A FTL, concessionária da malha ferroviária do Nordeste, entrou com um pedido junto à ANTT para devolver a concessão, mas o engenheiro e professor da UFPE e Unicap, Maurício Pina, alerta para os prejuízos que alguns Estados nordestinos terão caso o Governo Federal acate a solicitação.
Um novo capítulo da novela do sistema ferroviário pernambucano surge com tons dramáticos. A empresa FTL (Ferrovia Transnordestina Logística) concessionária da Malha Nordeste (abrangendo Maranhão, Piauí, Ceará, Rio Grande do Norte, Paraíba, Pernambuco e Alagoas), entrou com um pedido junto à ANTT (Agência Nacional de Transportes Terrestres) para devolver a concessão.
Caso o pedido seja aceito pelo Governo Federal, será mais um revés para Pernambuco, uma vez que a TLSA, concessionária da Transnordestina – que pertence ao memo grupo da FTL – já retirou os trechos Salgueiro-Petrolina e Salgueiro-Suape do trajeto dessa ferrovia. A medida, segundo o engenheiro Maurício Pina, professor da UFPE e da Unicap, também prejudicará outros Estados nordestinos. “Isso causaria sérios prejuízos aos portos da região, principalmente Suape, Cabedelo, Natal e Maceió. Não existe porto de grande porte no mundo que não seja alimentado por ferrovia. Querer imaginar que Suape seja alimentado por rodovia, como é hoje, é querer condená-lo a não se tornar um grande porto concentrador de cargas”.
Nesta entrevista a Cláudia Santos, Pina, que também é membro titular das Academias Nacional e Pernambucana de Engenharia, faz um histórico da malha ferroviária do Nordeste Oriental, analisa os problemas advindos da concessão e defende que a União não aceite o pedido de devolução da concessionária.
O senhor poderia fazer um histórico sobre as ferrovias do Nordeste?
A Transnordestina, que seria a ferrovia mais importante do Nordeste, é considerada a obra inacabada mais antiga do País. Em 1847 o imperador Dom Pedro II determinou a abertura de uma ferrovia que ligasse o litoral da região aos Sertões e esse é o primeiro registro que se tem do que hoje é a ferrovia.
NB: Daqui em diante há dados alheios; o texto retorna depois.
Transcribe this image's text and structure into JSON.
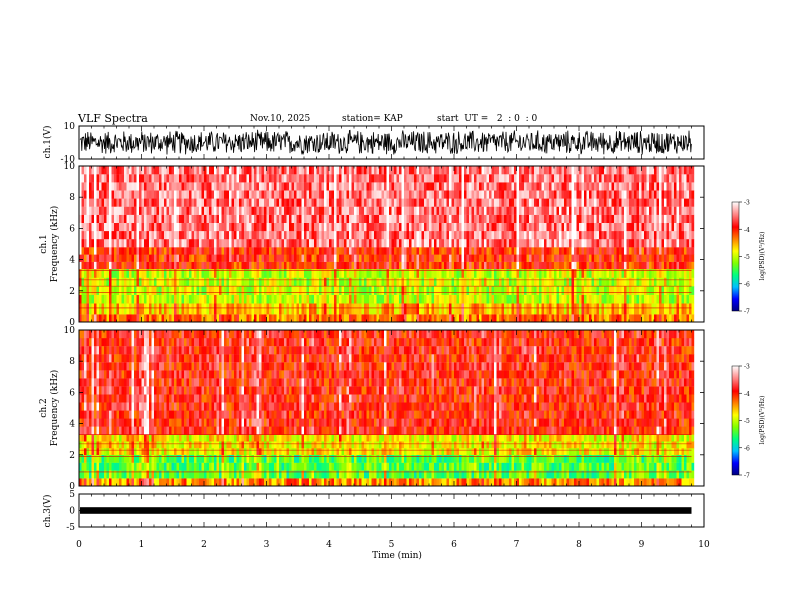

Mas vamos dar um salto grande no tempo, em 1959 foi criada a Rede Ferroviária Federal mas, em 1997, foi realizado o leilão [para privatizar] a malha ferroviária do Nordeste, como foi feito também em outras regiões do País.
O leilão, que abarcava todas as ferrovias situadas nos estados do Nordeste até Alagoas (Maranhão, Piauí, Ceará, Rio Grande do Norte, Paraíba, Pernambuco e Alagoas), excluiu apenas Sergipe e Bahia cuja malha ficou com outra concessão. O leilão abrangeu uma extensão de ferrovias de 4.238 km e a empresa vencedora foi a CFN (Companhia Ferroviária do Nordeste).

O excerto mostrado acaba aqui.